The same parts of your brain cause both good and bad stress. The brain’s stress response turns on to give you the energy and focus to get all those things done – that’s the good stress bit. But when the stress response goes into overdrive for too long, that’s bad stress – and it can make you get sick.
What about relaxation – is there “good relaxation” and “bad relaxation”? I believe there is.
Harvard’s Dr. Herbert Benson coined the term the “relaxation response” to describe the brain’s way of countering the stress response. Just as there are brain pathways, hormones, and nerve chemicals that drive the stress response, there is a nerve pathway that underpins the relaxation response. It’s called the vagus nerve.
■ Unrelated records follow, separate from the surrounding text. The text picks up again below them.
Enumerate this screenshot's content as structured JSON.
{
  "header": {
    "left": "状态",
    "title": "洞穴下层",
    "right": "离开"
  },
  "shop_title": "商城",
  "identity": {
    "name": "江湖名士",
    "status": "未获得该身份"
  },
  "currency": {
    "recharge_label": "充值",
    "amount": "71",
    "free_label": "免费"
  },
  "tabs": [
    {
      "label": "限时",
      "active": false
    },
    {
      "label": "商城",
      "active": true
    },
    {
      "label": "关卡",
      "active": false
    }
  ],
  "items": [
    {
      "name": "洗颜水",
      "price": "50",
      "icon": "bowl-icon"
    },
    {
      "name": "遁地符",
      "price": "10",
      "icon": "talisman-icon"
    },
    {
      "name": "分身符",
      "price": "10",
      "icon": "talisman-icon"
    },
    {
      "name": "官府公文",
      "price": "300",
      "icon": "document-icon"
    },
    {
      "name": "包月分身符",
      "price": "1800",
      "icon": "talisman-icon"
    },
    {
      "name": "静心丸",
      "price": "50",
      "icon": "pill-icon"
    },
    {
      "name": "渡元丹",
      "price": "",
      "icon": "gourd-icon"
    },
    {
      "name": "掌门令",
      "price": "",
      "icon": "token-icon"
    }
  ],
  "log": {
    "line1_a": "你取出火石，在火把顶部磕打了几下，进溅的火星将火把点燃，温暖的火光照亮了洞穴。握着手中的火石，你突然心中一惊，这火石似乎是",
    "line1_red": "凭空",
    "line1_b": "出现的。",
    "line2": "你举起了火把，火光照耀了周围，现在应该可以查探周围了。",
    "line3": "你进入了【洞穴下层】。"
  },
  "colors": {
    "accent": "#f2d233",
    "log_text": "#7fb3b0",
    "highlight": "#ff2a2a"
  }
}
There are many ways to turn on the vagus nerve and the relaxation response. Most involve deep breathing: meditation, yoga, Tai Chi, gentle exercise, like walking, even prayer. Massage therapy and acupuncture can do it too. These all induce a deep, restorative kind of relaxation, which stops the stress response in its tracks. It’s as if you’re driving down the highway at 90 miles an hour, and you put on the brake – the gas pedal is the stress response and the brake is the relaxation response.
I call all these integrative, mind-body approaches to relaxation “good relaxation.”
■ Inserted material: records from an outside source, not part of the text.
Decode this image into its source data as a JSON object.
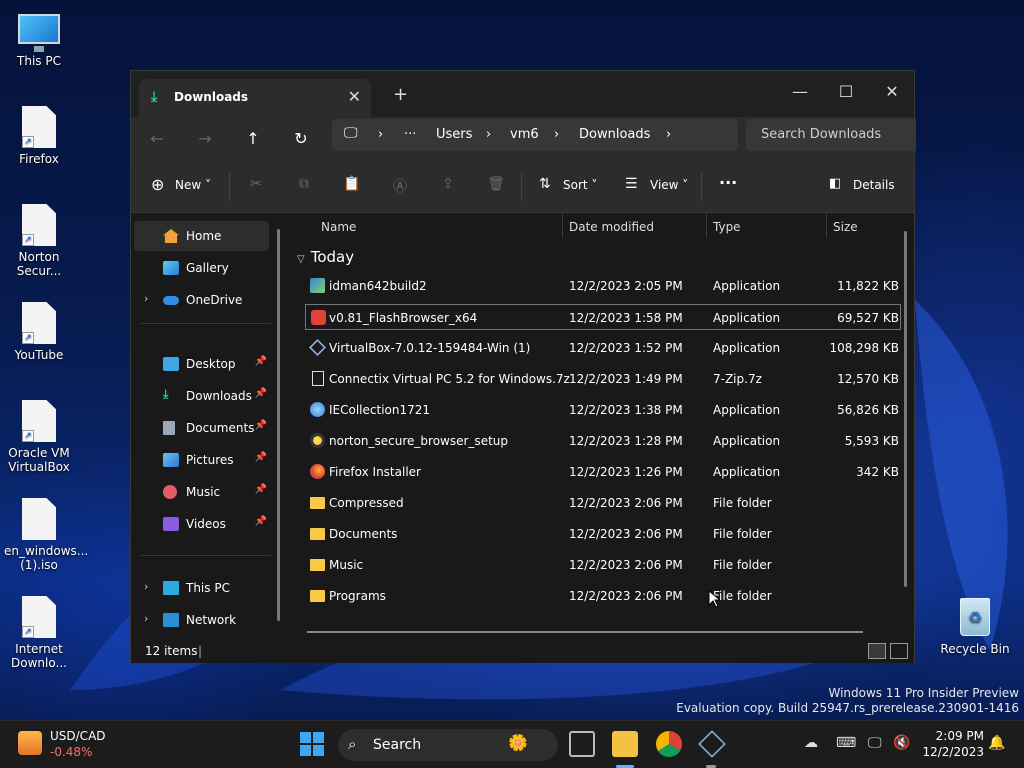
{
  "desktop": {
    "icons": [
      {
        "label": "This PC"
      },
      {
        "label": "Firefox"
      },
      {
        "label": "Norton Secur..."
      },
      {
        "label": "YouTube"
      },
      {
        "label": "Oracle VM VirtualBox"
      },
      {
        "label": "en_windows... (1).iso"
      },
      {
        "label": "Internet Downlo..."
      }
    ],
    "recycle_bin": "Recycle Bin",
    "watermark": {
      "line1": "Windows 11 Pro Insider Preview",
      "line2": "Evaluation copy. Build 25947.rs_prerelease.230901-1416"
    }
  },
  "explorer": {
    "tab_title": "Downloads",
    "breadcrumb": [
      "Users",
      "vm6",
      "Downloads"
    ],
    "search_placeholder": "Search Downloads",
    "toolbar": {
      "new": "New",
      "sort": "Sort",
      "view": "View",
      "details": "Details"
    },
    "sidebar": {
      "home": "Home",
      "gallery": "Gallery",
      "onedrive": "OneDrive",
      "desktop": "Desktop",
      "downloads": "Downloads",
      "documents": "Documents",
      "pictures": "Pictures",
      "music": "Music",
      "videos": "Videos",
      "this_pc": "This PC",
      "network": "Network"
    },
    "columns": {
      "name": "Name",
      "date": "Date modified",
      "type": "Type",
      "size": "Size"
    },
    "group": "Today",
    "files": [
      {
        "name": "idman642build2",
        "date": "12/2/2023 2:05 PM",
        "type": "Application",
        "size": "11,822 KB",
        "icon": "idm-icon"
      },
      {
        "name": "v0.81_FlashBrowser_x64",
        "date": "12/2/2023 1:58 PM",
        "type": "Application",
        "size": "69,527 KB",
        "icon": "flash-icon"
      },
      {
        "name": "VirtualBox-7.0.12-159484-Win (1)",
        "date": "12/2/2023 1:52 PM",
        "type": "Application",
        "size": "108,298 KB",
        "icon": "virtualbox-icon"
      },
      {
        "name": "Connectix Virtual PC 5.2 for Windows.7z",
        "date": "12/2/2023 1:49 PM",
        "type": "7-Zip.7z",
        "size": "12,570 KB",
        "icon": "file-icon"
      },
      {
        "name": "IECollection1721",
        "date": "12/2/2023 1:38 PM",
        "type": "Application",
        "size": "56,826 KB",
        "icon": "ie-icon"
      },
      {
        "name": "norton_secure_browser_setup",
        "date": "12/2/2023 1:28 PM",
        "type": "Application",
        "size": "5,593 KB",
        "icon": "norton-icon"
      },
      {
        "name": "Firefox Installer",
        "date": "12/2/2023 1:26 PM",
        "type": "Application",
        "size": "342 KB",
        "icon": "firefox-icon"
      },
      {
        "name": "Compressed",
        "date": "12/2/2023 2:06 PM",
        "type": "File folder",
        "size": "",
        "icon": "folder-icon"
      },
      {
        "name": "Documents",
        "date": "12/2/2023 2:06 PM",
        "type": "File folder",
        "size": "",
        "icon": "folder-icon"
      },
      {
        "name": "Music",
        "date": "12/2/2023 2:06 PM",
        "type": "File folder",
        "size": "",
        "icon": "folder-icon"
      },
      {
        "name": "Programs",
        "date": "12/2/2023 2:06 PM",
        "type": "File folder",
        "size": "",
        "icon": "folder-icon"
      }
    ],
    "status": "12 items"
  },
  "taskbar": {
    "ticker_symbol": "USD/CAD",
    "ticker_change": "-0.48%",
    "search_label": "Search",
    "time": "2:09 PM",
    "date": "12/2/2023"
  },
  "colors": {
    "accent": "#0067c0",
    "folder": "#f7c947",
    "negative": "#ff6b6b"
  }
}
But there is also what I call “bad relaxation,” most of which involve prolonged sitting, like couch-potato television viewing, or being glued to your computer screen for hours at a time. There is mounting evidence that prolonged sitting bouts and a sedentary life-style like these, are bad for your health.
So at this hectic time of year, take time out – even just a couple of minutes or so, for some “good relaxation,” especially when you feel like your good stress is turning into bad. Try to avoid “bad relaxation.” Turn off the computer and TV. Instead take a walk with friends, or go outside to toss a football, take a walk, or build a snowman. Or, if you can’t spare the time to relax, try one of Dr. Andrew Weil’s deep breathing exercises [Link] – they take hardly any time at all. You’ll block that bad stress response and shift the anxiety it causes back to where it gives you the energy to enjoy the holidays!